By Claire Horton
I am 19 years old and I have had anxiety for as long as I can remember. I’ve only just started to treat it in the past couple years.
Why? Because I was afraid and ashamed that somehow it was my fault. The culture around mental illness for a long time has been to deal with it yourself. No one wants to tell the world that they worry incessantly about the one in a billion events or spend all night replaying interactions and conversations that they had wondering “what if?” The stigma makes it incredibly hard for someone to stand up and say that they need help.
Thankfully, there is more acceptance and awareness now. There are all kinds of resources available, a big one being National Alliance on Mental Illness (NAMI).
Mental illness is a broad term, there are myriad things that fall into this category: Depression, anxiety, obsessive compulsive disorder, schizophrenia and bipolar disorder are just some illnesses. There are medications that can help manage symptoms and rebalance brain chemistry. Therapy is another big tool to help manage a mental illness. The thing is, everyone is unique, which means that it can take a while to find the right combination of medicine and therapy to help someone.

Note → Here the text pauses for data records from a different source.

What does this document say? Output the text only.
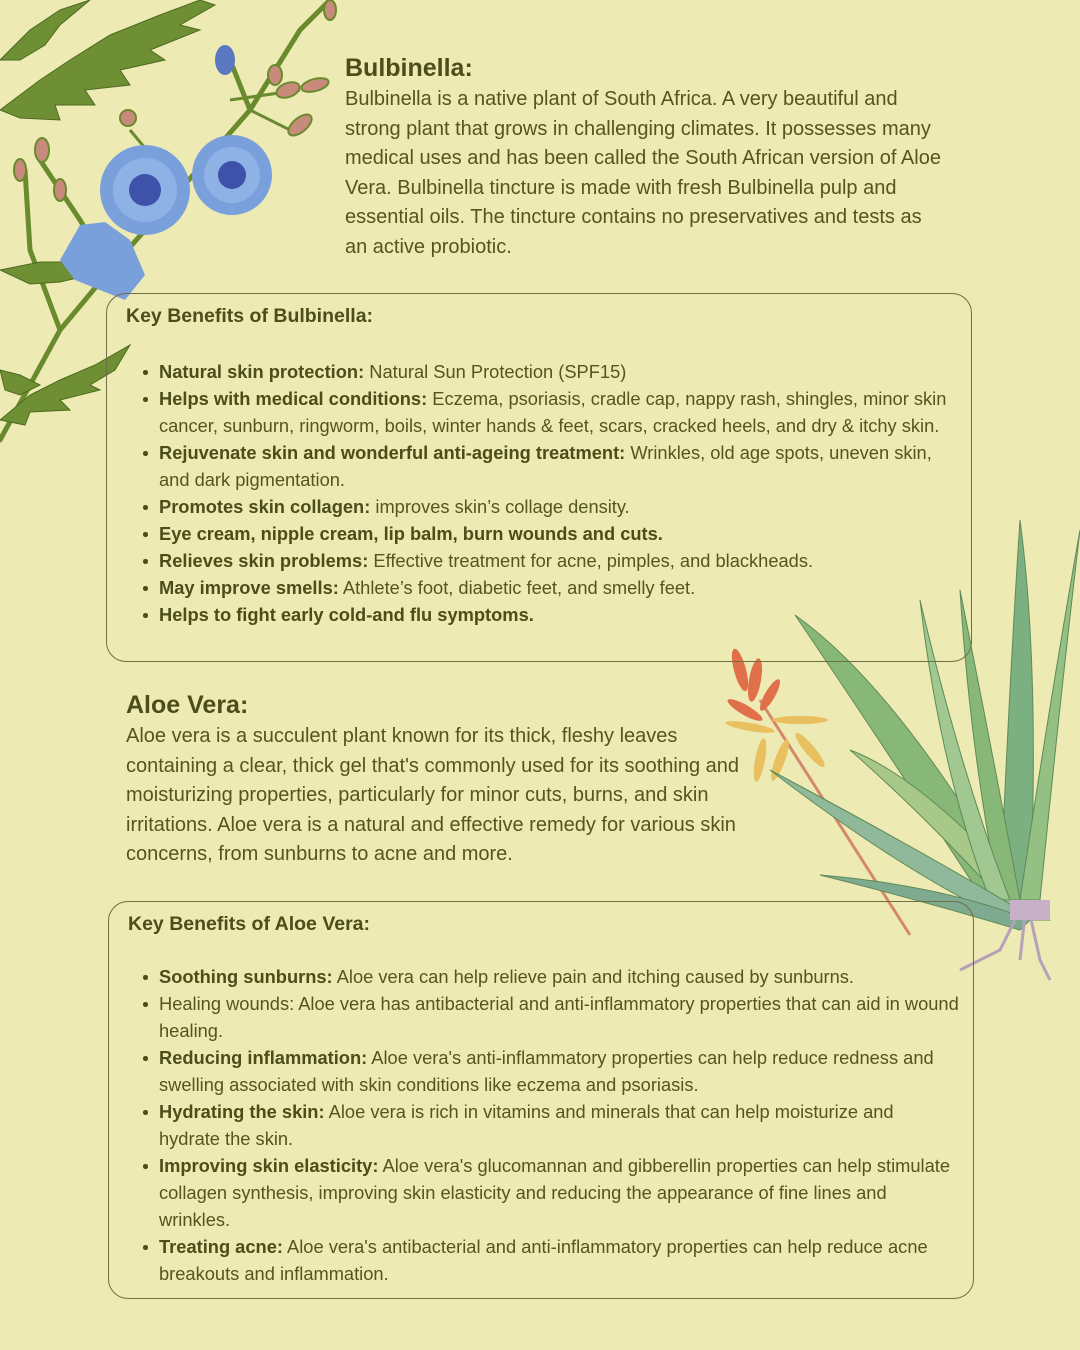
Bulbinella:

Bulbinella is a native plant of South Africa. A very beautiful and strong plant that grows in challenging climates. It possesses many medical uses and has been called the South African version of Aloe Vera. Bulbinella tincture is made with fresh Bulbinella pulp and essential oils. The tincture contains no preservatives and tests as an active probiotic.

Key Benefits of Bulbinella:
Natural skin protection: Natural Sun Protection (SPF15)
Helps with medical conditions: Eczema, psoriasis, cradle cap, nappy rash, shingles, minor skin cancer, sunburn, ringworm, boils, winter hands & feet, scars, cracked heels, and dry & itchy skin.
Rejuvenate skin and wonderful anti-ageing treatment: Wrinkles, old age spots, uneven skin, and dark pigmentation.
Promotes skin collagen: improves skin’s collage density.
Eye cream, nipple cream, lip balm, burn wounds and cuts.
Relieves skin problems: Effective treatment for acne, pimples, and blackheads.
May improve smells: Athlete’s foot, diabetic feet, and smelly feet.
Helps to fight early cold-and flu symptoms.
Aloe Vera:

Aloe vera is a succulent plant known for its thick, fleshy leaves containing a clear, thick gel that's commonly used for its soothing and moisturizing properties, particularly for minor cuts, burns, and skin irritations. Aloe vera is a natural and effective remedy for various skin concerns, from sunburns to acne and more.

Key Benefits of Aloe Vera:
Soothing sunburns: Aloe vera can help relieve pain and itching caused by sunburns.
Healing wounds: Aloe vera has antibacterial and anti-inflammatory properties that can aid in wound healing.
Reducing inflammation: Aloe vera's anti-inflammatory properties can help reduce redness and swelling associated with skin conditions like eczema and psoriasis.
Hydrating the skin: Aloe vera is rich in vitamins and minerals that can help moisturize and hydrate the skin.
Improving skin elasticity: Aloe vera's glucomannan and gibberellin properties can help stimulate collagen synthesis, improving skin elasticity and reducing the appearance of fine lines and wrinkles.
Treating acne: Aloe vera's antibacterial and anti-inflammatory properties can help reduce acne breakouts and inflammation.
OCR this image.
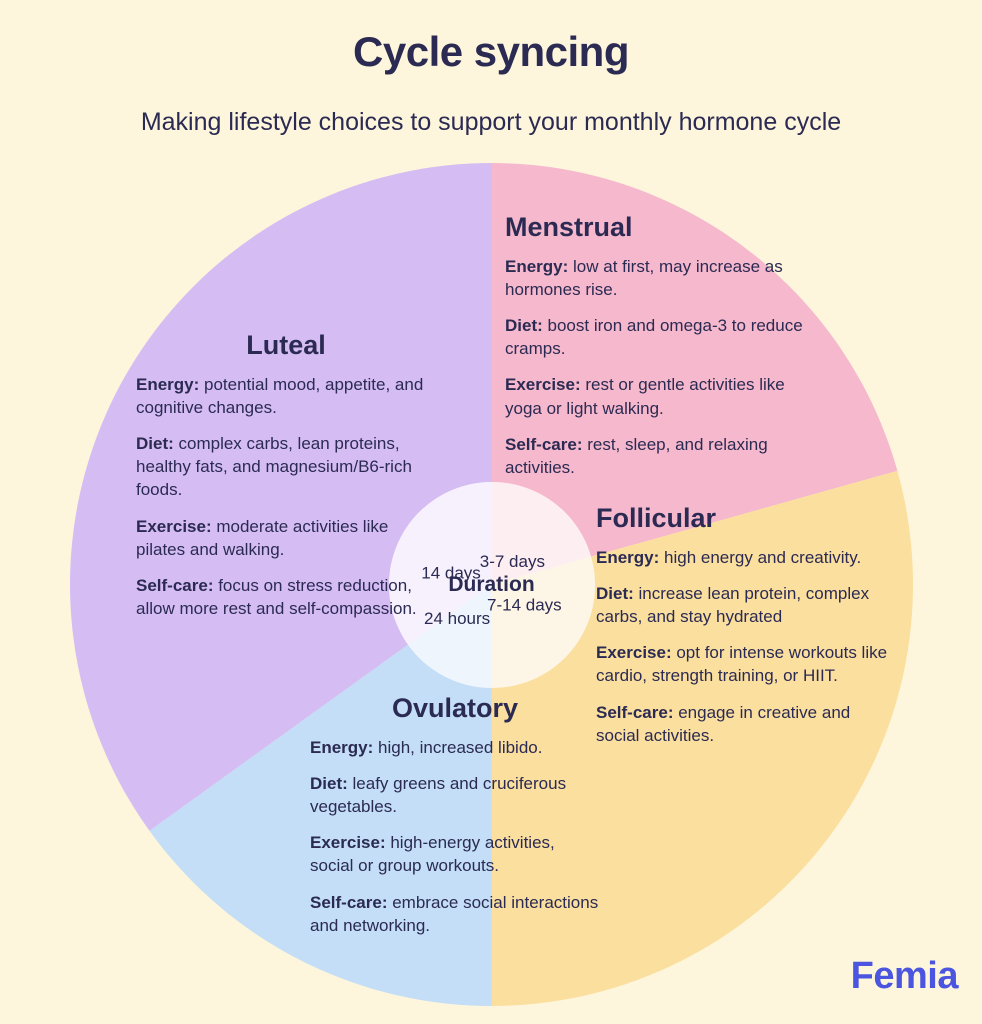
Cycle syncing
Making lifestyle choices to support your monthly hormone cycle
Duration
3-7 days
7-14 days
24 hours
14 days
Menstrual

Energy: low at first, may increase as hormones rise.

Diet: boost iron and omega-3 to reduce cramps.

Exercise: rest or gentle activities like yoga or light walking.

Self-care: rest, sleep, and relaxing activities.

Follicular

Energy: high energy and creativity.

Diet: increase lean protein, complex carbs, and stay hydrated

Exercise: opt for intense workouts like cardio, strength training, or HIIT.

Self-care: engage in creative and social activities.

Luteal

Energy: potential mood, appetite, and cognitive changes.

Diet: complex carbs, lean proteins, healthy fats, and magnesium/B6-rich foods.

Exercise: moderate activities like pilates and walking.

Self-care: focus on stress reduction, allow more rest and self-compassion.

Ovulatory

Energy: high, increased libido.

Diet: leafy greens and cruciferous vegetables.

Exercise: high-energy activities, social or group workouts.

Self-care: embrace social interactions and networking.

Femia
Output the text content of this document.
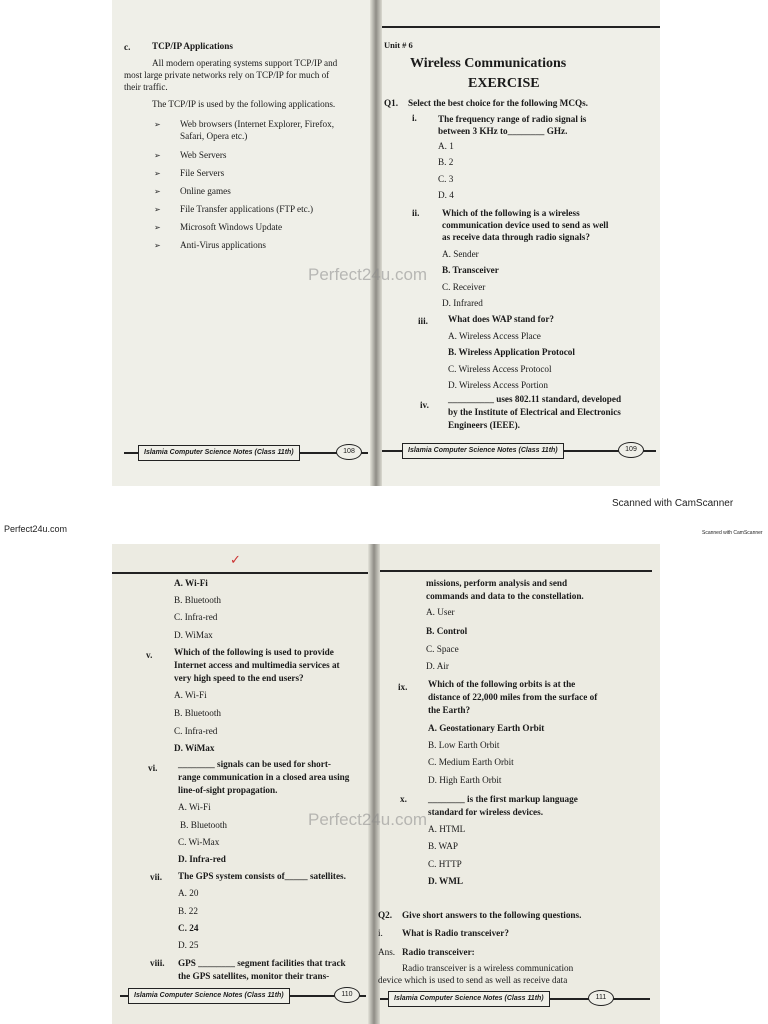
c. TCP/IP Applications
All modern operating systems support TCP/IP and
most large private networks rely on TCP/IP for much of
their traffic.
The TCP/IP is used by the following applications.
➢ Web browsers (Internet Explorer, Firefox,
Safari, Opera etc.)
➢ Web Servers
➢ File Servers
➢ Online games
➢ File Transfer applications (FTP etc.)
➢ Microsoft Windows Update
➢ Anti-Virus applications
Islamia Computer Science Notes (Class 11th)	108
Unit # 6
Wireless Communications
EXERCISE
Q1. Select the best choice for the following MCQs.
i. The frequency range of radio signal is
between 3 KHz to________ GHz.
A. 1
B. 2
C. 3
D. 4
ii. Which of the following is a wireless
communication device used to send as well
as receive data through radio signals?
A. Sender
B. Transceiver
C. Receiver
D. Infrared
iii. What does WAP stand for?
A. Wireless Access Place
B. Wireless Application Protocol
C. Wireless Access Protocol
D. Wireless Access Portion
iv.
__________ uses 802.11 standard, developed
by the Institute of Electrical and Electronics
Engineers (IEEE).
Islamia Computer Science Notes (Class 11th)	109
Perfect24u.com
Scanned with CamScanner
Perfect24u.com	Scanned with CamScanner
✓
A. Wi-Fi
B. Bluetooth
C. Infra-red
D. WiMax
v. Which of the following is used to provide
Internet access and multimedia services at
very high speed to the end users?
A. Wi-Fi
B. Bluetooth
C. Infra-red
D. WiMax
vi. ________ signals can be used for short-
range communication in a closed area using
line-of-sight propagation.
A. Wi-Fi
B. Bluetooth
C. Wi-Max
D. Infra-red
vii. The GPS system consists of_____ satellites.
A. 20
B. 22
C. 24
D. 25
viii. GPS ________ segment facilities that track
the GPS satellites, monitor their trans-
Islamia Computer Science Notes (Class 11th)	110
missions, perform analysis and send
commands and data to the constellation.
A. User
B. Control
C. Space
D. Air
ix. Which of the following orbits is at the
distance of 22,000 miles from the surface of
the Earth?
A. Geostationary Earth Orbit
B. Low Earth Orbit
C. Medium Earth Orbit
D. High Earth Orbit
x. ________ is the first markup language
standard for wireless devices.
A. HTML
B. WAP
C. HTTP
D. WML
Q2. Give short answers to the following questions.
i. What is Radio transceiver?
Ans. Radio transceiver:
Radio transceiver is a wireless communication
device which is used to send as well as receive data
Islamia Computer Science Notes (Class 11th)	111
Perfect24u.com
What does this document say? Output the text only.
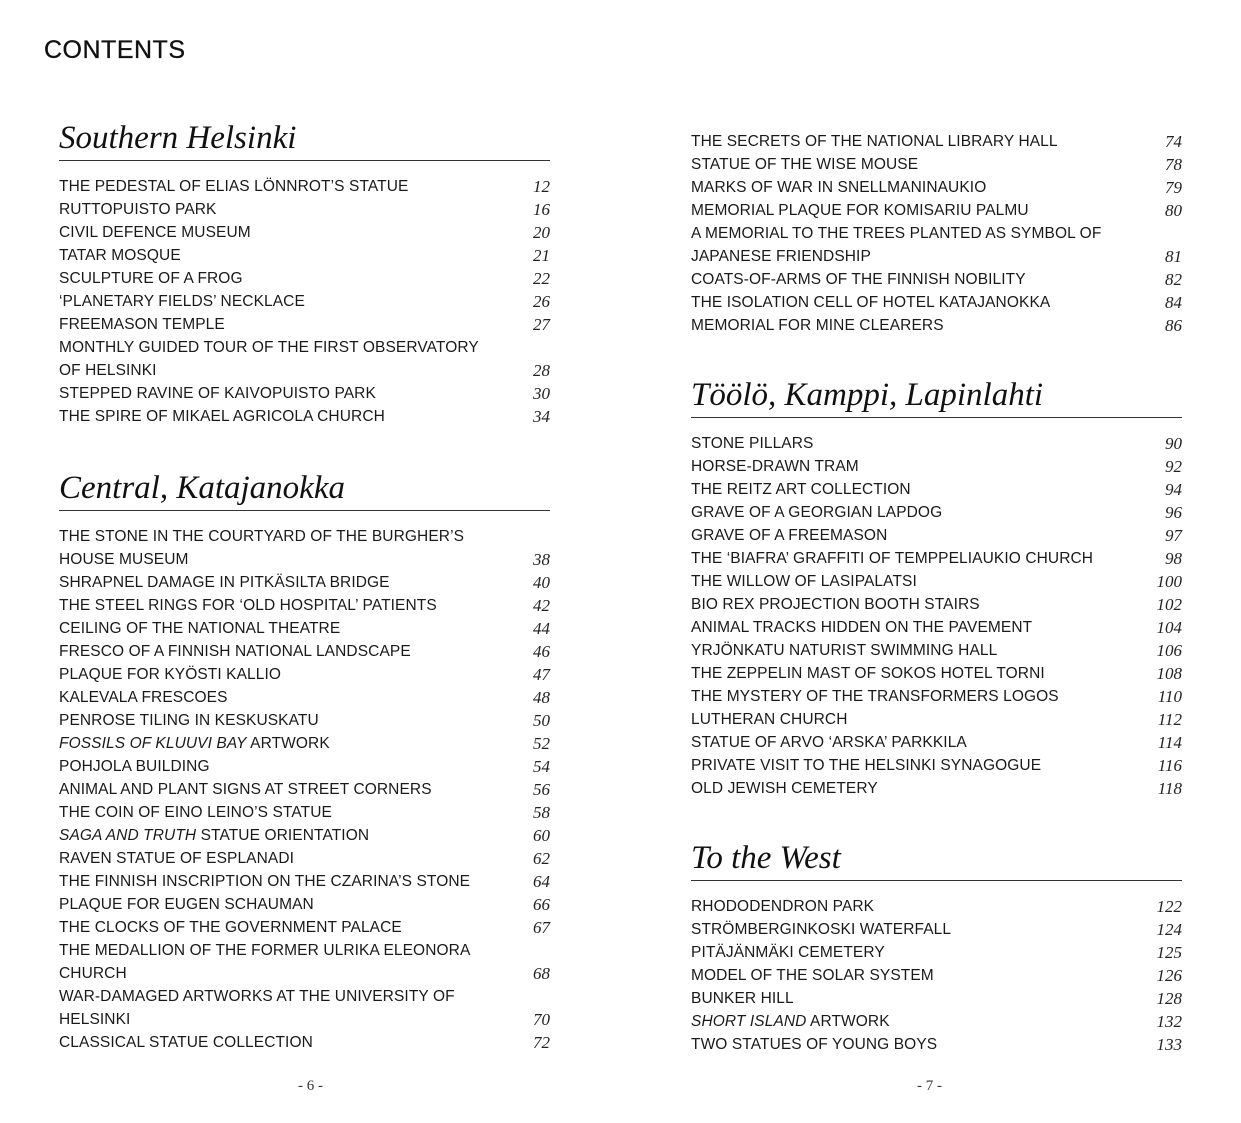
CONTENTS
Southern Helsinki
THE PEDESTAL OF ELIAS LÖNNROT’S STATUE	12
RUTTOPUISTO PARK	16
CIVIL DEFENCE MUSEUM	20
TATAR MOSQUE	21
SCULPTURE OF A FROG	22
‘PLANETARY FIELDS’ NECKLACE	26
FREEMASON TEMPLE	27
MONTHLY GUIDED TOUR OF THE FIRST OBSERVATORY OF HELSINKI	28
STEPPED RAVINE OF KAIVOPUISTO PARK	30
THE SPIRE OF MIKAEL AGRICOLA CHURCH	34
Central, Katajanokka
THE STONE IN THE COURTYARD OF THE BURGHER’S HOUSE MUSEUM	38
SHRAPNEL DAMAGE IN PITKÄSILTA BRIDGE	40
THE STEEL RINGS FOR ‘OLD HOSPITAL’ PATIENTS	42
CEILING OF THE NATIONAL THEATRE	44
FRESCO OF A FINNISH NATIONAL LANDSCAPE	46
PLAQUE FOR KYÖSTI KALLIO	47
KALEVALA FRESCOES	48
PENROSE TILING IN KESKUSKATU	50
FOSSILS OF KLUUVI BAY ARTWORK	52
POHJOLA BUILDING	54
ANIMAL AND PLANT SIGNS AT STREET CORNERS	56
THE COIN OF EINO LEINO’S STATUE	58
SAGA AND TRUTH STATUE ORIENTATION	60
RAVEN STATUE OF ESPLANADI	62
THE FINNISH INSCRIPTION ON THE CZARINA’S STONE	64
PLAQUE FOR EUGEN SCHAUMAN	66
THE CLOCKS OF THE GOVERNMENT PALACE	67
THE MEDALLION OF THE FORMER ULRIKA ELEONORA CHURCH	68
WAR-DAMAGED ARTWORKS AT THE UNIVERSITY OF HELSINKI	70
CLASSICAL STATUE COLLECTION	72
THE SECRETS OF THE NATIONAL LIBRARY HALL	74
STATUE OF THE WISE MOUSE	78
MARKS OF WAR IN SNELLMANINAUKIO	79
MEMORIAL PLAQUE FOR KOMISARIU PALMU	80
A MEMORIAL TO THE TREES PLANTED AS SYMBOL OF JAPANESE FRIENDSHIP	81
COATS-OF-ARMS OF THE FINNISH NOBILITY	82
THE ISOLATION CELL OF HOTEL KATAJANOKKA	84
MEMORIAL FOR MINE CLEARERS	86
Töölö, Kamppi, Lapinlahti
STONE PILLARS	90
HORSE-DRAWN TRAM	92
THE REITZ ART COLLECTION	94
GRAVE OF A GEORGIAN LAPDOG	96
GRAVE OF A FREEMASON	97
THE ‘BIAFRA’ GRAFFITI OF TEMPPELIAUKIO CHURCH	98
THE WILLOW OF LASIPALATSI	100
BIO REX PROJECTION BOOTH STAIRS	102
ANIMAL TRACKS HIDDEN ON THE PAVEMENT	104
YRJÖNKATU NATURIST SWIMMING HALL	106
THE ZEPPELIN MAST OF SOKOS HOTEL TORNI	108
THE MYSTERY OF THE TRANSFORMERS LOGOS	110
LUTHERAN CHURCH	112
STATUE OF ARVO ‘ARSKA’ PARKKILA	114
PRIVATE VISIT TO THE HELSINKI SYNAGOGUE	116
OLD JEWISH CEMETERY	118
To the West
RHODODENDRON PARK	122
STRÖMBERGINKOSKI WATERFALL	124
PITÄJÄNMÄKI CEMETERY	125
MODEL OF THE SOLAR SYSTEM	126
BUNKER HILL	128
SHORT ISLAND ARTWORK	132
TWO STATUES OF YOUNG BOYS	133
- 6 -	- 7 -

Having lived through this, I can say that it sucks. You feel like nothing is happening and you want to try something else. The four to six weeks that it can take to have a true effect can feel like four to six years. There is no pause button for your life while you are waiting to feel better. Hopefully you have people to lean on to remind you, “It takes four to six weeks for the medication to take effect. Hang in there.”
Writing this, I am thankful to those who kept me alive and reminded me that there is a light at the end of the tunnel that doesn’t have to end with me ending. This stigma makes it excruciating to have a mental illness and want to reach out for help but feel like you could be judged, unloved or even unworthy. Some may judge you, but remember that you are loved and are worthy.
No one can take those from you. You are the only one who can.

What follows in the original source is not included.